Additionally, Perform3D does not include geometric updating. While for most typical analyses this will not result in a considerable difference, when calculating the ultimate capacity of the building as well as determine at what drift the structure experiences geometric instability the lack of geometric updating can begin to play a large difference. It is therefore expected that at very large strains the results of the STEEL and Perform analyses will diverge and it is expected for some of the more realistically weighted buildings that the STEEL analyses will become unstable at a lower drift. Furthermore, for extremely high drifts it was seen that the results from the STEEL pushover analysis can show a rapid increase in base shear following the collapse of the structure. It is believed this is caused by the manner in which STEEL conducts pushover analyses. Due to the monotonically increasing applied accelerations the amount of force being applied to the structure increases regardless of whether the structure is capable of resisting this force. However, since this force must be resolved in the system the base shear of the structure will continue to increase. Through examining the deformed shape of the structure it is clear that this increase in base shear is not indicative of an increase in structural capacity post-‐
collapse but rather an artifact of conducting a force controlled analysis.
3.2.5 Analysis Discussion
A total of six models were analyzed in both STEEL and Perform and their results compared.

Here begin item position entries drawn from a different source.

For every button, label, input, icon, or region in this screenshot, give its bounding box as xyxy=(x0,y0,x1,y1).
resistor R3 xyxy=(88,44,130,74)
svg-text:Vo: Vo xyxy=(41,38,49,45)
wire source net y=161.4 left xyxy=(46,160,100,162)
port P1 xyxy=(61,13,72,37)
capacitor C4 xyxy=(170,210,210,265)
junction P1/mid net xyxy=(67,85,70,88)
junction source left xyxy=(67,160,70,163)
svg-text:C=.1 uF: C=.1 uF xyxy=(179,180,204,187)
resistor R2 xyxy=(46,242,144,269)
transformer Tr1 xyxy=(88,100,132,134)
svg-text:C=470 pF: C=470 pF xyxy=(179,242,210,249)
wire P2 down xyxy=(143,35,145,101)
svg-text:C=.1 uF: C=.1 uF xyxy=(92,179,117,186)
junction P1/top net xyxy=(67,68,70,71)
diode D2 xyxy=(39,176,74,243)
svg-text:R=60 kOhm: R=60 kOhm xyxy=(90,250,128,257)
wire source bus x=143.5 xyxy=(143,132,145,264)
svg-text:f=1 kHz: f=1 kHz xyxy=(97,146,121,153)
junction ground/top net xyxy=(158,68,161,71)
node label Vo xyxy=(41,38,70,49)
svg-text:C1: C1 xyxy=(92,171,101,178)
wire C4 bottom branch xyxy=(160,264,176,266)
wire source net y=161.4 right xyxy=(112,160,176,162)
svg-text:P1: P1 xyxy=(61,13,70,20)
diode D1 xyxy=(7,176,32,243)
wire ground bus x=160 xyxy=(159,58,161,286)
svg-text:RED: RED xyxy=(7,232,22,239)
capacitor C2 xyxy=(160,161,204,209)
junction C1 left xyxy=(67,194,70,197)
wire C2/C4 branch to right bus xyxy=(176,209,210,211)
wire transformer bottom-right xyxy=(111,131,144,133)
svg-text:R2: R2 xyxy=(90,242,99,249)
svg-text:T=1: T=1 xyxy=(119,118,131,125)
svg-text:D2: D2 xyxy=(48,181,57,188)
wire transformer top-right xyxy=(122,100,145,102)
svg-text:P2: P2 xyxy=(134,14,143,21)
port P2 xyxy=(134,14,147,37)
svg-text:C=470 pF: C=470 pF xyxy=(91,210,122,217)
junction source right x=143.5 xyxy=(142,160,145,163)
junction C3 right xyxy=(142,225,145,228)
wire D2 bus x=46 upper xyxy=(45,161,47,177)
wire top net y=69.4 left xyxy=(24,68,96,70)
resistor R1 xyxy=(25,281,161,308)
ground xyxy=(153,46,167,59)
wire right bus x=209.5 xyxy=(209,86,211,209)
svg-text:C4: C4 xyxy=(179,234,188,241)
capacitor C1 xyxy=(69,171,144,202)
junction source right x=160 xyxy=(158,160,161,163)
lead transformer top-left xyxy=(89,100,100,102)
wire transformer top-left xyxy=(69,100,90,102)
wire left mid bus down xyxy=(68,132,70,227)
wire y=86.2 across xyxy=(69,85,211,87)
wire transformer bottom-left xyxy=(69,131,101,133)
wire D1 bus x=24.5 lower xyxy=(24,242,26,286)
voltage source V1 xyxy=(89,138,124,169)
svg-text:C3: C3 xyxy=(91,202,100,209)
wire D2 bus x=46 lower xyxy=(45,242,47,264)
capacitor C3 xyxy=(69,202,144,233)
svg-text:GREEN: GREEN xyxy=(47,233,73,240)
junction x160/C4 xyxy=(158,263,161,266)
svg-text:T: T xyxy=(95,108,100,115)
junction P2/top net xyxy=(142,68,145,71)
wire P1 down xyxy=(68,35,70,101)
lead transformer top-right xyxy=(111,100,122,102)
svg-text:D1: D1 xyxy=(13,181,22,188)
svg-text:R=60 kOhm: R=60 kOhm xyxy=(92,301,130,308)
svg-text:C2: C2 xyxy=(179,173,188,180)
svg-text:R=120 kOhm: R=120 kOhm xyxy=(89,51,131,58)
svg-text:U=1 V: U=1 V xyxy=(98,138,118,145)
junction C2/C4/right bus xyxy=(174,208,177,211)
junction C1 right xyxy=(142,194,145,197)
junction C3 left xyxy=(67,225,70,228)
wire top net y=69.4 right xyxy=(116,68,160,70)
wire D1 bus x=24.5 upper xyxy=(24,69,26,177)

Each model was chosen to test a specific feature of STEEL to determine how the assumptions compare to those of Perform. The models begin with a simple three element cantilever column followed by a three story single bay moment frame and a three story single bay chevron brace frame. From here, the models increase in complexity to a two bay three story moment frame and then a two bay three story chevron brace frame. Lastly, a twenty story moment frame based on Hall’s U20 building [1] was analyzed.
For some of these models, properties such as the section sizes and masses may be considered nonrealistic, however, as the goal of this study was to compare the results of Perform and STEEL the actual specifics of the models are not as important as the comparative results from the two software systems. Often, particular masses or section sizes were chosen to encourage a specific type of nonlinear behavior or to simplify the model so as to reduce the number of variables for comparison.